As anybody visiting the emirate's shopping malls, hotels and other tourism facilities can see, the big change is in the number of Chinese, Indian and SouthEast Asian visitors. At Jebel Ali, the number of ships coming from Asia is steadily increasing, and only 15 per cent of DP World's business is from the West.
That all bodes well for the Dubai and UAE economies. But just a couple of words of warning, before the "insulationists" start spinning their seductive yarns again.
First, the gigantic economies of China, India and (to a lesser extent) SouthEast Asia have shown a couple of signs of wobbling themselves in recent months. Inflationary pressures continue to build in China and India.Singapore, the Asian state most attuned to world trade patterns, has shown itself highly sensitive to cyclical changes.
These potential negativities should not be overestimated. China and India both have GDP growth rates (10.6 and 8 per cent respectively forecast by the IMF this year) the West would die for. If the UAE can successfully hitch itself to their wagon, it would be worth the ride.
But here lies the second caveat. A recent piece of research by HSBC's Middle East economics team shed some serious light on the "Asiafication" theory. Entitled Can Asia carry Mena?, the paper concluded that oil demand ties the Gulf and Asia much more closely than in the past, but also that, outside the energy sector, the relationship is at an early stage, and that the key player for the Middle East is not China, but India.
When oil prices are high, the Mena region runs a trade surplus with China, for example, but the high proportion of this, which is accounted for by oil, suggests a limited appetite - so far - for non-oil goods.
Meanwhile, foreign direct investment by China into the Mena region continues to run at pretty low levels, with most going, oddly, to Algeria.

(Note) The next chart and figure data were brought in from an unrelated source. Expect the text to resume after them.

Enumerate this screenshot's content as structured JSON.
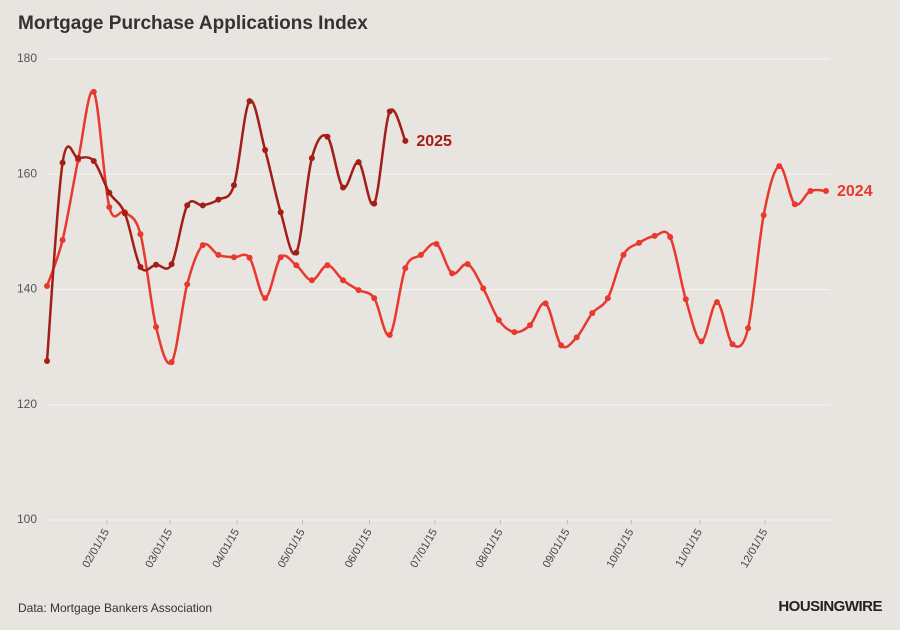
{
  "chart_data": {
    "type": "line",
    "title": "Mortgage Purchase Applications Index",
    "source": "Data: Mortgage Bankers Association",
    "logo": "HOUSINGWIRE",
    "x": [
      0,
      1,
      2,
      3,
      4,
      5,
      6,
      7,
      8,
      9,
      10,
      11,
      12,
      13,
      14,
      15,
      16,
      17,
      18,
      19,
      20,
      21,
      22,
      23,
      24,
      25,
      26,
      27,
      28,
      29,
      30,
      31,
      32,
      33,
      34,
      35,
      36,
      37,
      38,
      39,
      40,
      41,
      42,
      43,
      44,
      45,
      46,
      47,
      48,
      49,
      50
    ],
    "xlim": [
      0,
      50
    ],
    "xticks": [
      {
        "value": 3.85,
        "label": "02/01/15"
      },
      {
        "value": 7.9,
        "label": "03/01/15"
      },
      {
        "value": 12.2,
        "label": "04/01/15"
      },
      {
        "value": 16.4,
        "label": "05/01/15"
      },
      {
        "value": 20.7,
        "label": "06/01/15"
      },
      {
        "value": 24.9,
        "label": "07/01/15"
      },
      {
        "value": 29.1,
        "label": "08/01/15"
      },
      {
        "value": 33.4,
        "label": "09/01/15"
      },
      {
        "value": 37.5,
        "label": "10/01/15"
      },
      {
        "value": 41.9,
        "label": "11/01/15"
      },
      {
        "value": 46.1,
        "label": "12/01/15"
      }
    ],
    "ylim": [
      100,
      180
    ],
    "yticks": [
      100,
      120,
      140,
      160,
      180
    ],
    "grid": true,
    "series": [
      {
        "name": "2024",
        "color": "#e8392f",
        "values": [
          140.6,
          148.6,
          162.5,
          174.3,
          154.3,
          153.4,
          149.6,
          133.5,
          127.4,
          140.9,
          147.7,
          146.0,
          145.6,
          145.5,
          138.5,
          145.6,
          144.2,
          141.6,
          144.2,
          141.6,
          139.9,
          138.5,
          132.1,
          143.7,
          146.0,
          147.9,
          142.8,
          144.4,
          140.2,
          134.7,
          132.6,
          133.8,
          137.6,
          130.3,
          131.7,
          135.9,
          138.5,
          146.0,
          148.1,
          149.3,
          149.1,
          138.3,
          131.0,
          137.8,
          130.5,
          133.3,
          152.9,
          161.4,
          154.8,
          157.1,
          157.1
        ]
      },
      {
        "name": "2025",
        "color": "#a31e17",
        "values": [
          127.6,
          162.0,
          162.8,
          162.3,
          156.8,
          153.2,
          143.9,
          144.3,
          144.4,
          154.6,
          154.6,
          155.6,
          158.1,
          172.7,
          164.2,
          153.4,
          146.4,
          162.8,
          166.5,
          157.7,
          162.1,
          154.9,
          170.9,
          165.8,
          null,
          null,
          null,
          null,
          null,
          null,
          null,
          null,
          null,
          null,
          null,
          null,
          null,
          null,
          null,
          null,
          null,
          null,
          null,
          null,
          null,
          null,
          null,
          null,
          null,
          null,
          null
        ]
      }
    ]
  }
}
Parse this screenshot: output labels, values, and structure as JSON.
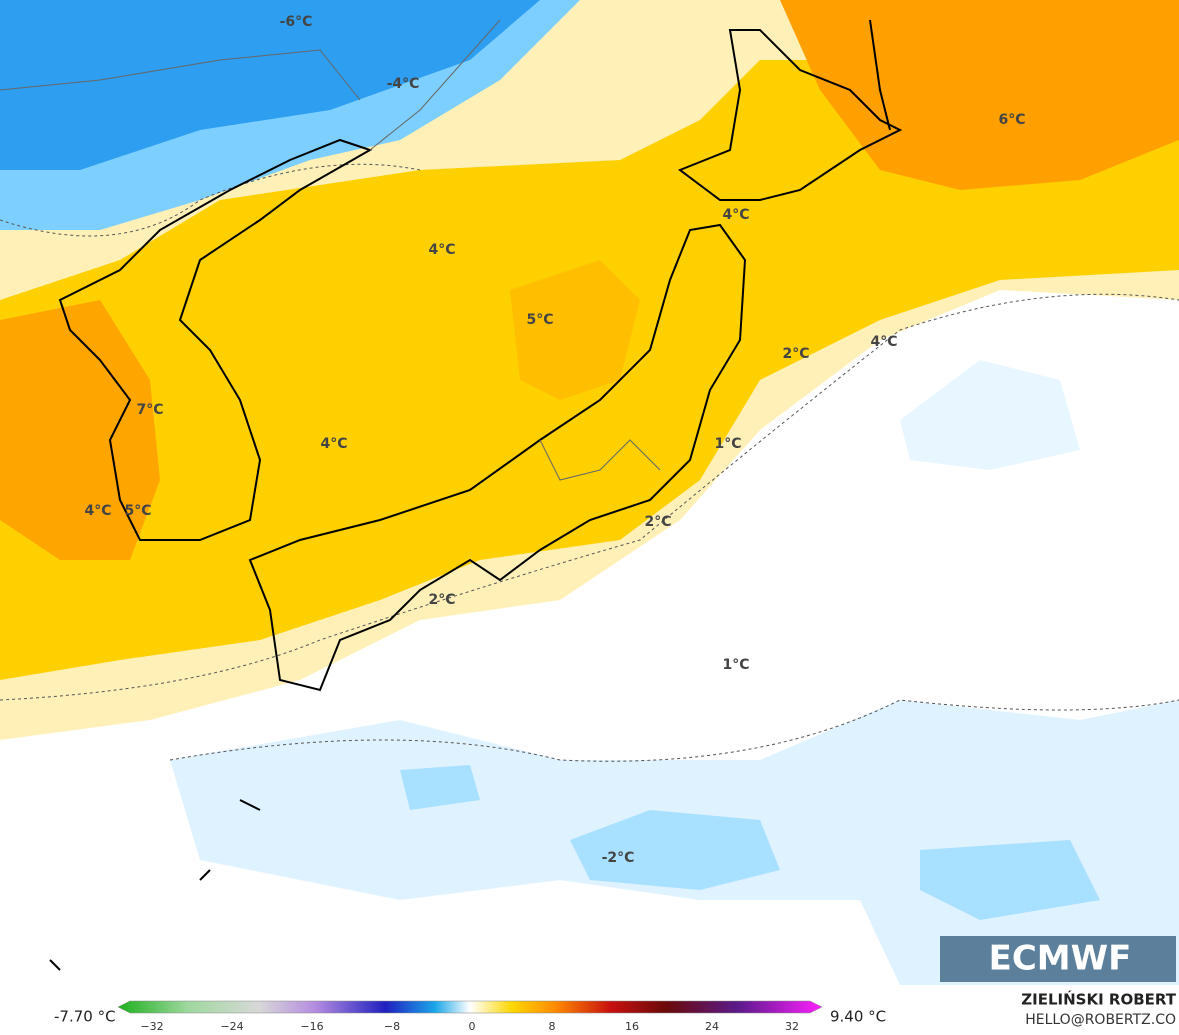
{
  "map": {
    "labels": [
      "-6°C",
      "-4°C",
      "4°C",
      "5°C",
      "4°C",
      "7°C",
      "4°C",
      "5°C",
      "6°C",
      "4°C",
      "2°C",
      "4°C",
      "1°C",
      "2°C",
      "2°C",
      "1°C",
      "-2°C"
    ],
    "logo": "ECMWF"
  },
  "legend": {
    "min": "-7.70 °C",
    "max": "9.40 °C",
    "ticks": [
      "−32",
      "−24",
      "−16",
      "−8",
      "0",
      "8",
      "16",
      "24",
      "32"
    ]
  },
  "credits": {
    "author": "ZIELIŃSKI ROBERT",
    "contact": "HELLO@ROBERTZ.CO"
  }
}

For India, the story is subtly different. Demand for UAE non-oil goods - especially Dubai's - is significant in India, which is also an important re-export destination from the UAE.
The figures also show that, despite the anecdotal indicators of whole floors of the Burj Al Arab given over to Chinese tourists, far more tourists still come from India to the UAE than from China.
The conclusions are obvious: the UAE can no longer afford to be "insulationist", and can enhance its chances of getting through a future downturn by coupling up with Asia. And perhaps extend further its already strong Indian trade links.